Canada renews 79 licences for BC’s salmon farmers

Long awaited aquaculture announcement delivers a major blow to the science-deficit campaigns by anti-fish farming activists who want to shut down salmon farms in British Columbia.

By Fabian Dawson

Ottawa today announced a two-year renewal of aquaculture licences for 79 salmon farms in British Columbia that have been the target of a concerted fear-mongering campaign by anti-fish farm activists.

The licence renewals will allow the salmon farmers to continue to operate within the current regulations while a transition plan is being collaboratively developed to define the future of the industry, the Department of Fisheries and Oceans (DFO) said in a statement.

The statement was released late in the day without any notice – a practice to avoid immediate media scrutiny of a controversial decision by the government.

It however signals that the current Fisheries Minister Joyce Murray is placing more emphasis on the science around open-net fish farms rather than “social acceptance” of the marine operations – an issue her predecessor preferred, to get votes from the anti-fish farm lobby.

The renewal of these licences have been in limbo after former Federal Fisheries Minister Bernadette Jordan decided in Dec. 2020 to phase out 19 salmon farms in BC’s Discovery Islands, despite nine-peer reviewed scientific studies that showed the marine operations had virtually no impact on wild stocks migrating through the area.

Jordan also ignored her deputy minister’s recommendation for a more coordinated approach to the closures, which was primarily pushed for by the anti-fish farm activists, who had threatened the Trudeau Liberals that they would withhold their votes for the party.

The closure of salmon farms in the Discovery Islands, has already resulted in scores of people, including 80 at a fish plant in Surrey, losing their jobs.

The Federal Court last April ordered the government to set aside its decision to phase out the Discovery Islands salmon farms after reaffirming an earlier ruling that “salmon aquaculture in B.C. poses no more than a minimal risk to wild salmon.”

The government, however, in today’s announcement said it was not going back on its decision to phase out the 19 farms in BC’s Discovery Islands.

“Regarding finfish aquaculture facilities in the Discovery Islands, and in response to the April 22, 2022 Federal Court decision, DFO will conduct consultations with First Nations communities and current licence holders in the Discovery Islands on the future of salmon aquaculture licences in this area,” the statement read.

“These consultations will inform a final decision expected in January 2023 after considering input from all affected parties.
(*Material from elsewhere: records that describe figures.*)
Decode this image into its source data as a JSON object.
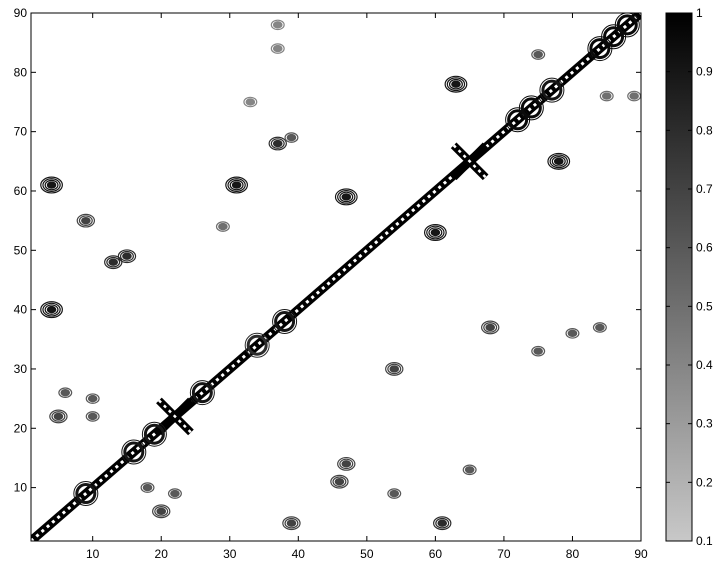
{
  "chart_data": {
    "type": "heatmap",
    "subtype": "contour",
    "title": "",
    "xlabel": "",
    "ylabel": "",
    "xlim": [
      1,
      90
    ],
    "ylim": [
      1,
      90
    ],
    "x_ticks": [
      10,
      20,
      30,
      40,
      50,
      60,
      70,
      80,
      90
    ],
    "y_ticks": [
      10,
      20,
      30,
      40,
      50,
      60,
      70,
      80,
      90
    ],
    "grid": false,
    "colorbar": {
      "range": [
        0.1,
        1
      ],
      "ticks": [
        0.1,
        0.2,
        0.3,
        0.4,
        0.5,
        0.6,
        0.7,
        0.8,
        0.9,
        1
      ],
      "colormap": "gray (light at 0.1, black at 1)",
      "low_color": "#c8c8c8",
      "high_color": "#000000"
    },
    "diagonal": {
      "from": 1,
      "to": 90,
      "value": 1
    },
    "features": [
      {
        "x": 22,
        "y": 22,
        "shape": "x-cross",
        "value": 1
      },
      {
        "x": 65,
        "y": 65,
        "shape": "x-cross",
        "value": 1
      },
      {
        "x": 38,
        "y": 38,
        "shape": "node",
        "value": 0.9
      },
      {
        "x": 34,
        "y": 34,
        "shape": "node",
        "value": 0.8
      },
      {
        "x": 26,
        "y": 26,
        "shape": "node",
        "value": 0.9
      },
      {
        "x": 19,
        "y": 19,
        "shape": "node",
        "value": 0.9
      },
      {
        "x": 16,
        "y": 16,
        "shape": "node",
        "value": 0.9
      },
      {
        "x": 9,
        "y": 9,
        "shape": "node",
        "value": 0.9
      },
      {
        "x": 72,
        "y": 72,
        "shape": "node",
        "value": 0.95
      },
      {
        "x": 74,
        "y": 74,
        "shape": "node",
        "value": 0.95
      },
      {
        "x": 77,
        "y": 77,
        "shape": "node",
        "value": 0.9
      },
      {
        "x": 84,
        "y": 84,
        "shape": "node",
        "value": 0.95
      },
      {
        "x": 86,
        "y": 86,
        "shape": "node",
        "value": 0.95
      },
      {
        "x": 88,
        "y": 88,
        "shape": "node",
        "value": 0.95
      },
      {
        "x": 4,
        "y": 61,
        "shape": "blob",
        "value": 0.9
      },
      {
        "x": 4,
        "y": 40,
        "shape": "blob",
        "value": 0.9
      },
      {
        "x": 9,
        "y": 55,
        "shape": "blob",
        "value": 0.7
      },
      {
        "x": 13,
        "y": 48,
        "shape": "blob",
        "value": 0.8
      },
      {
        "x": 15,
        "y": 49,
        "shape": "blob",
        "value": 0.8
      },
      {
        "x": 6,
        "y": 26,
        "shape": "blob",
        "value": 0.6
      },
      {
        "x": 10,
        "y": 25,
        "shape": "blob",
        "value": 0.6
      },
      {
        "x": 5,
        "y": 22,
        "shape": "blob",
        "value": 0.7
      },
      {
        "x": 10,
        "y": 22,
        "shape": "blob",
        "value": 0.6
      },
      {
        "x": 20,
        "y": 6,
        "shape": "blob",
        "value": 0.7
      },
      {
        "x": 22,
        "y": 9,
        "shape": "blob",
        "value": 0.6
      },
      {
        "x": 18,
        "y": 10,
        "shape": "blob",
        "value": 0.6
      },
      {
        "x": 29,
        "y": 54,
        "shape": "blob",
        "value": 0.5
      },
      {
        "x": 31,
        "y": 61,
        "shape": "blob",
        "value": 0.9
      },
      {
        "x": 37,
        "y": 68,
        "shape": "blob",
        "value": 0.8
      },
      {
        "x": 39,
        "y": 69,
        "shape": "blob",
        "value": 0.6
      },
      {
        "x": 33,
        "y": 75,
        "shape": "blob",
        "value": 0.4
      },
      {
        "x": 37,
        "y": 84,
        "shape": "blob",
        "value": 0.4
      },
      {
        "x": 37,
        "y": 88,
        "shape": "blob",
        "value": 0.4
      },
      {
        "x": 47,
        "y": 59,
        "shape": "blob",
        "value": 0.9
      },
      {
        "x": 47,
        "y": 14,
        "shape": "blob",
        "value": 0.7
      },
      {
        "x": 46,
        "y": 11,
        "shape": "blob",
        "value": 0.7
      },
      {
        "x": 54,
        "y": 30,
        "shape": "blob",
        "value": 0.7
      },
      {
        "x": 54,
        "y": 9,
        "shape": "blob",
        "value": 0.6
      },
      {
        "x": 60,
        "y": 53,
        "shape": "blob",
        "value": 0.9
      },
      {
        "x": 61,
        "y": 4,
        "shape": "blob",
        "value": 0.8
      },
      {
        "x": 39,
        "y": 4,
        "shape": "blob",
        "value": 0.7
      },
      {
        "x": 63,
        "y": 78,
        "shape": "blob",
        "value": 0.9
      },
      {
        "x": 65,
        "y": 13,
        "shape": "blob",
        "value": 0.6
      },
      {
        "x": 68,
        "y": 37,
        "shape": "blob",
        "value": 0.7
      },
      {
        "x": 75,
        "y": 83,
        "shape": "blob",
        "value": 0.6
      },
      {
        "x": 75,
        "y": 33,
        "shape": "blob",
        "value": 0.6
      },
      {
        "x": 78,
        "y": 65,
        "shape": "blob",
        "value": 0.9
      },
      {
        "x": 80,
        "y": 36,
        "shape": "blob",
        "value": 0.6
      },
      {
        "x": 84,
        "y": 37,
        "shape": "blob",
        "value": 0.6
      },
      {
        "x": 85,
        "y": 76,
        "shape": "blob",
        "value": 0.5
      },
      {
        "x": 89,
        "y": 76,
        "shape": "blob",
        "value": 0.5
      }
    ]
  }
}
While this process is underway, DFO will not reissue licences for Atlantic Salmon facilities in this area.”

SeaWestNews has been informed by a DFO source that Minister Murray wants more time to look at the emerging and new scientific data on the impact of salmon farms in the Discovery Islands, which have been operating in the area for over three decades with little impact on migrating wild stocks according to the   Canadian Science Advisory Secretariat   (CSAS).
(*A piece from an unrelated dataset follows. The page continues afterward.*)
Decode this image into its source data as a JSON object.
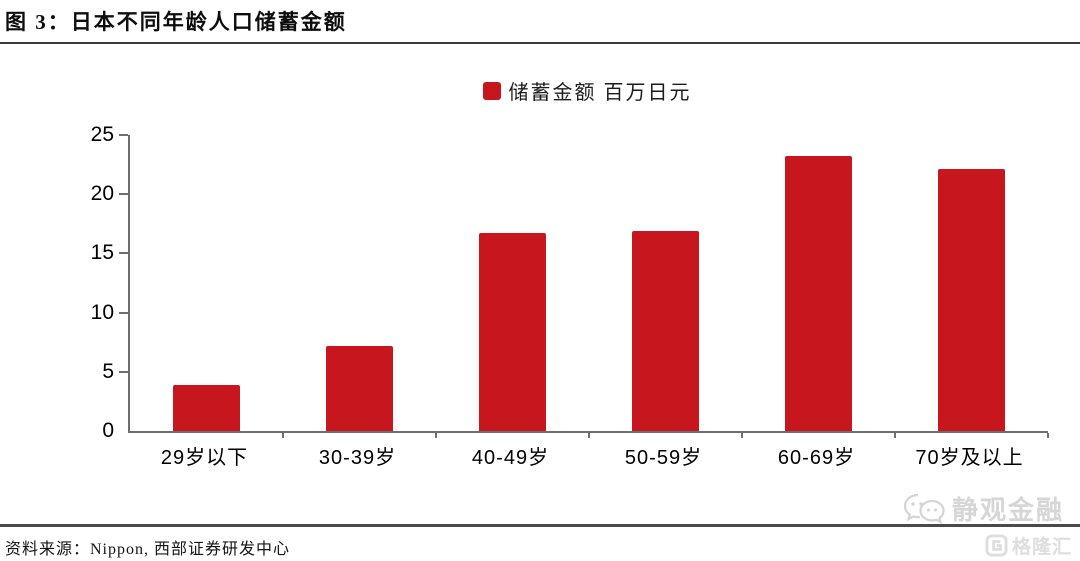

“Until such time, she will work around the court order to set aside the decision and not allow restocking of the fish farms in the Discovery Islands…it will be done with the cooperation of the industry,” confirmed the DFO source.

The Canadian Aquaculture Industry Alliance (CAIA) and the BC Salmon Farmers Association (BCSFA) said that the decision to renew the licenses of the 79 salmon farms in British Columbia and establish a process for the salmon farms in the Discovery Islands is good for Canadians.

“The government’s own science evaluation process, and multiple independent peer-reviewed science processes, have concluded that salmon farms have minimal effect on wild fish abundance and that farmed and wild salmon can and do co-exist in the Pacific Ocean,” the associations said in a joint statement.

“This announcement will give us the opportunity to work with all levels of government, including First Nations, to secure a future that will benefit Indigenous and non-Indigenous coastal communities, meet the global demand for healthy, affordable seafood, and support the continuation in protection and restoration of wild Pacific salmon,” said Ruth Salmon, Interim Executive Director of the BC Salmon Farmers Association.

“While we are encouraged that the licences have been renewed, we genuinely needed a six-year license term that reflected our production cycle,” said Timothy Kennedy, President, and CEO of the Canadian Aquaculture Industry Alliance (CAIA).

“Longer license terms would have provided the confidence to further invest in innovation and technology, leading to continued operational and sustainable improvements, job creation for coastal communities, and greater food security,” he said.

“Today’s decision is an important validation of peer-reviewed science and procedural fairness. We will work with governments and partners to create long-term value to contribute to Canada’s Blue Economy and secure home-grown fresh food supply,” added Kennedy.

A source within the media and government relations group employed by the anti-fish lobby, said the decision is “a hard pill to swallow for the group”

“They had banked on the licences not being renewed and spent tens of thousands of dollars on the social media campaigns, despite our advice…internally they see it as a betrayal by the Liberals, but they will regroup,” she said.

The anti-open net fish farms activist groups in a statement said, “this decision does little to protect wild salmon outside the Discovery Islands over the next two years. Wild salmon runs remain at risk until the last salmon farm comes out of the ocean.”